Menu Tutup

Madzhab Awam

a. Pengucapan Kata Awam

Banyak yang salah kaprah saat mengucapkan awam. Banyak yang meletakkan tasydid atas huruf waw. Padahal kalau pengucapannya demikian, maksud yang dikandungnya sungguh jauh berbeda. Awam dengan tasydid di atas waw maknanya adalah perenang handal. Tapi barangkali pengucapnya memang seorang ustadz awam.

Sedangkan awam dengan maksud umumnya kebanyakan orang, yaitu banyak yang bukan mujtahid, maka pengucapannya adalah dengan mentasydid mim di akhirnya. Memang pengucapan ini barangkali akan terasa sulit bagi sebagian orang. Tapi dalam bahasa arab, demikianlah seharusnya.

b. Definisi Awam

Secara sederhana awam adalah bukan mujtahid. Akan tetapi karena ada level-level ijtihad yang dilakukan dalam sebuah madzhab, dan itu dilakukan oleh para ulama yang bertaklid atau bermadzhab dengan madzhab tertentu, maka perlu ada klasifikasi mujtahid maupun klasifikasi awam. Awam yang memiliki beberapa perangkat ijtihad, sudah dibahas pada pembahasan sebelum ini.

Nah pada bagian ini, adalah awam yang benarbenar tidak bisa membaca, menganalisa, apalagi sampai menggali suatu hukum. Pokoknya benarbenar awam. Sampai-sampai untuk mengakses fatwa dan fiqih yang sudah tersajikan di mana-mana pun benar-benar tidak mampu.

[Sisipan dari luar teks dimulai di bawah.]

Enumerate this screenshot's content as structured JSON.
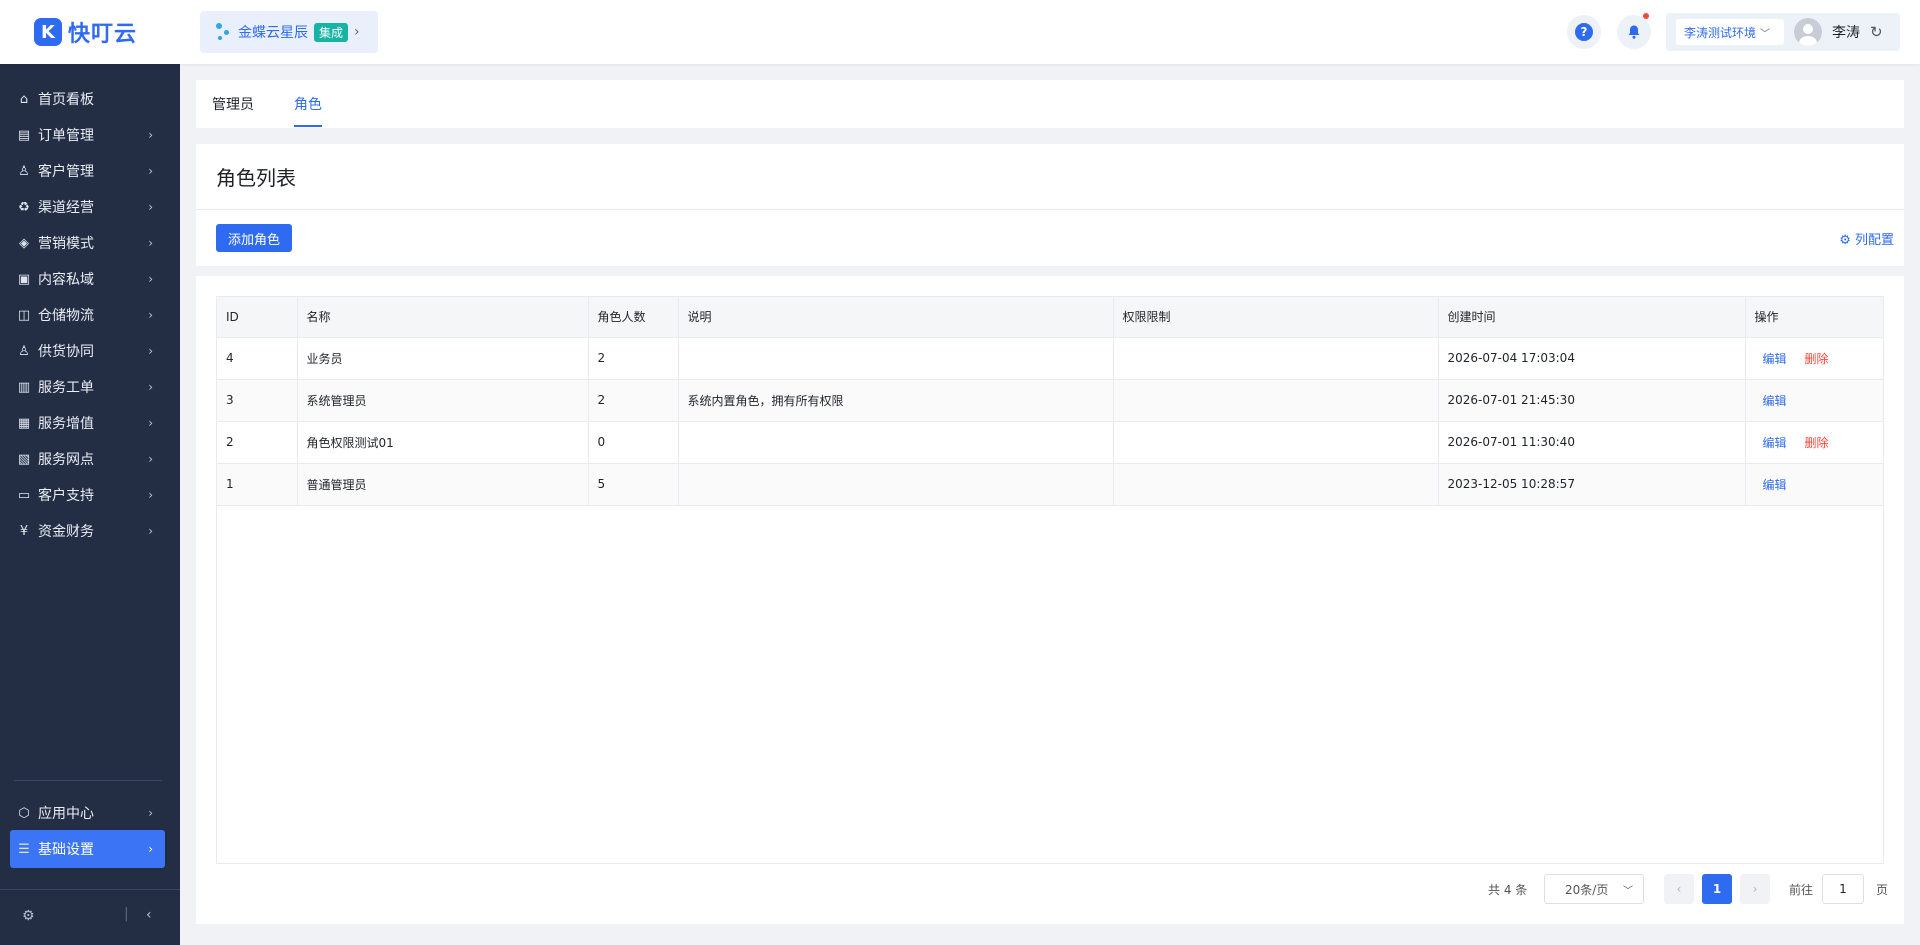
{
  "app": {
    "logo_glyph": "K",
    "logo_text": "快叮云"
  },
  "header": {
    "integration_name": "金蝶云星辰",
    "integration_badge": "集成",
    "help_icon_glyph": "?",
    "environment": "李涛测试环境",
    "username": "李涛"
  },
  "sidebar": {
    "items": [
      {
        "label": "首页看板",
        "icon": "home-icon",
        "arrow": false
      },
      {
        "label": "订单管理",
        "icon": "order-icon",
        "arrow": true
      },
      {
        "label": "客户管理",
        "icon": "customer-icon",
        "arrow": true
      },
      {
        "label": "渠道经营",
        "icon": "channel-icon",
        "arrow": true
      },
      {
        "label": "营销模式",
        "icon": "tag-icon",
        "arrow": true
      },
      {
        "label": "内容私域",
        "icon": "image-icon",
        "arrow": true
      },
      {
        "label": "仓储物流",
        "icon": "warehouse-icon",
        "arrow": true
      },
      {
        "label": "供货协同",
        "icon": "supply-icon",
        "arrow": true
      },
      {
        "label": "服务工单",
        "icon": "ticket-icon",
        "arrow": true
      },
      {
        "label": "服务增值",
        "icon": "bag-icon",
        "arrow": true
      },
      {
        "label": "服务网点",
        "icon": "store-icon",
        "arrow": true
      },
      {
        "label": "客户支持",
        "icon": "support-icon",
        "arrow": true
      },
      {
        "label": "资金财务",
        "icon": "yuan-icon",
        "arrow": true
      }
    ],
    "bottom_items": [
      {
        "label": "应用中心",
        "icon": "cube-icon",
        "active": false
      },
      {
        "label": "基础设置",
        "icon": "settings-list-icon",
        "active": true
      }
    ]
  },
  "tabs": [
    {
      "label": "管理员",
      "active": false
    },
    {
      "label": "角色",
      "active": true
    }
  ],
  "list": {
    "title": "角色列表",
    "add_button": "添加角色",
    "column_config": "列配置"
  },
  "table": {
    "columns": [
      "ID",
      "名称",
      "角色人数",
      "说明",
      "权限限制",
      "创建时间",
      "操作"
    ],
    "rows": [
      {
        "id": "4",
        "name": "业务员",
        "count": "2",
        "desc": "",
        "limit": "",
        "created": "2026-07-04 17:03:04",
        "edit": "编辑",
        "delete": "删除"
      },
      {
        "id": "3",
        "name": "系统管理员",
        "count": "2",
        "desc": "系统内置角色，拥有所有权限",
        "limit": "",
        "created": "2026-07-01 21:45:30",
        "edit": "编辑",
        "delete": ""
      },
      {
        "id": "2",
        "name": "角色权限测试01",
        "count": "0",
        "desc": "",
        "limit": "",
        "created": "2026-07-01 11:30:40",
        "edit": "编辑",
        "delete": "删除"
      },
      {
        "id": "1",
        "name": "普通管理员",
        "count": "5",
        "desc": "",
        "limit": "",
        "created": "2023-12-05 10:28:57",
        "edit": "编辑",
        "delete": ""
      }
    ]
  },
  "pagination": {
    "total": "共 4 条",
    "page_size": "20条/页",
    "current_page": "1",
    "goto_label": "前往",
    "goto_value": "1",
    "page_unit": "页"
  },
  "colors": {
    "primary": "#2f6bf0",
    "sidebar_bg": "#232d44",
    "danger": "#f5483b",
    "badge": "#17b3a5"
  }
}
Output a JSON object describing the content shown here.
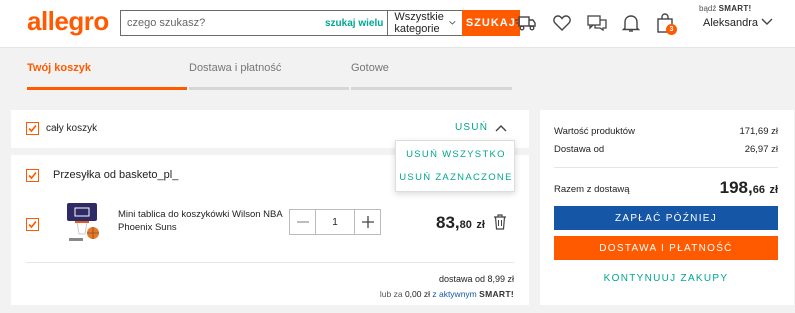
{
  "header": {
    "logo": "allegro",
    "search": {
      "placeholder": "czego szukasz?",
      "search_many": "szukaj wielu",
      "category": "Wszystkie kategorie",
      "button": "SZUKAJ"
    },
    "cart_count": "3",
    "user": {
      "prefix": "bądź",
      "smart": "SMART!",
      "name": "Aleksandra"
    }
  },
  "steps": [
    {
      "label": "Twój koszyk",
      "active": true
    },
    {
      "label": "Dostawa i płatność",
      "active": false
    },
    {
      "label": "Gotowe",
      "active": false
    }
  ],
  "cart": {
    "select_all_label": "cały koszyk",
    "remove_label": "USUŃ",
    "dropdown": {
      "remove_all": "USUŃ WSZYSTKO",
      "remove_selected": "USUŃ ZAZNACZONE"
    },
    "shipment": {
      "title": "Przesyłka od basketo_pl_",
      "item": {
        "name_line1": "Mini tablica do koszykówki Wilson NBA",
        "name_line2": "Phoenix Suns",
        "quantity": "1",
        "price_main": "83,",
        "price_cents": "80",
        "price_currency": "zł"
      },
      "delivery_text": "dostawa od 8,99 zł",
      "smart_prefix": "lub za",
      "smart_price": "0,00 zł",
      "smart_link": "z aktywnym",
      "smart_badge": "SMART!"
    }
  },
  "summary": {
    "products_label": "Wartość produktów",
    "products_value": "171,69 zł",
    "delivery_label": "Dostawa od",
    "delivery_value": "26,97 zł",
    "total_label": "Razem z dostawą",
    "total_main": "198,",
    "total_cents": "66",
    "total_currency": "zł",
    "pay_later": "ZAPŁAĆ PÓŹNIEJ",
    "checkout": "DOSTAWA I PŁATNOŚĆ",
    "continue": "KONTYNUUJ ZAKUPY"
  },
  "colors": {
    "brand": "#ff5a00",
    "teal": "#00a790",
    "pay_later": "#1656a6"
  },
  "icons": [
    "delivery-truck-icon",
    "heart-icon",
    "messages-icon",
    "bell-icon",
    "shopping-bag-icon",
    "chevron-down-icon",
    "chevron-up-icon",
    "trash-icon",
    "minus-icon",
    "plus-icon",
    "checkbox-check-icon"
  ]
}
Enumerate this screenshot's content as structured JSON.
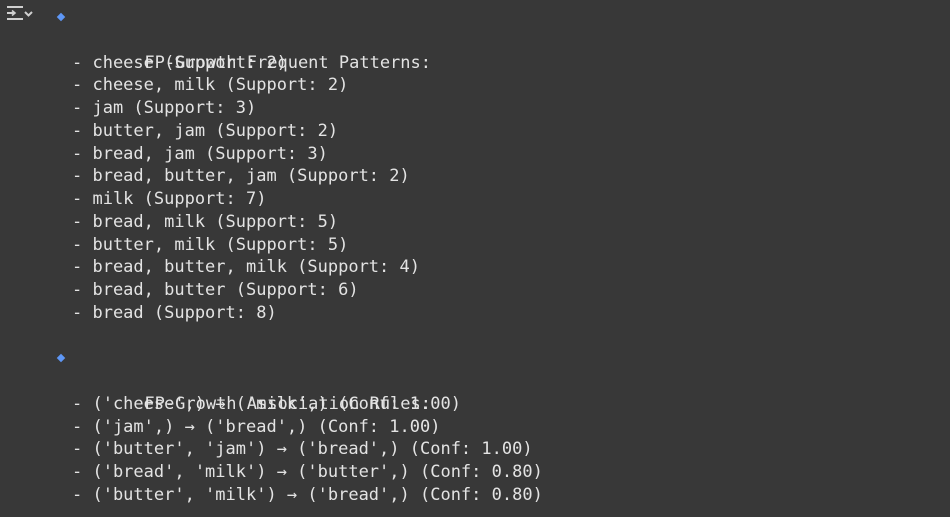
{
  "output": {
    "toggle_icon": "output-collapse-icon",
    "bullet_color": "#5e97f6",
    "patterns_title": "FP-Growth Frequent Patterns:",
    "patterns": [
      "- cheese (Support: 2)",
      "- cheese, milk (Support: 2)",
      "- jam (Support: 3)",
      "- butter, jam (Support: 2)",
      "- bread, jam (Support: 3)",
      "- bread, butter, jam (Support: 2)",
      "- milk (Support: 7)",
      "- bread, milk (Support: 5)",
      "- butter, milk (Support: 5)",
      "- bread, butter, milk (Support: 4)",
      "- bread, butter (Support: 6)",
      "- bread (Support: 8)"
    ],
    "rules_title": "FP-Growth Association Rules:",
    "rules": [
      "- ('cheese',) → ('milk',) (Conf: 1.00)",
      "- ('jam',) → ('bread',) (Conf: 1.00)",
      "- ('butter', 'jam') → ('bread',) (Conf: 1.00)",
      "- ('bread', 'milk') → ('butter',) (Conf: 0.80)",
      "- ('butter', 'milk') → ('bread',) (Conf: 0.80)"
    ]
  }
}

Nah apakah kaum muslimin dengan kemampuan seperti ini tetap wajib bermadzhab ? Padahal kalau kita baca dengan seksama definisi madzhab yang sudah mengalami perkembangan cukup dinamis itu, maka awam level ini jelas akan sangat kebingungan. Apalagi menentukan pandangan mana yang harus dipilih dalam satu madzhab, ulamanya saja tidak kenal. Dan memang mereka sama sekali tidak bisa mengakses.

c. Madzhab Awam : Madzhab Muftinya

Dan kaidah inilah jawaban untuk problematika awam. Banyak para ulama ushul fiqih yang menyebutkannya dalam kitab-kitab mereka. Saat yang awam bertanya kepada seorang narasumber yang memang dipercaya layak untuk berfatwa atau minimal menukil fatwa, maka itulah madzhabnya.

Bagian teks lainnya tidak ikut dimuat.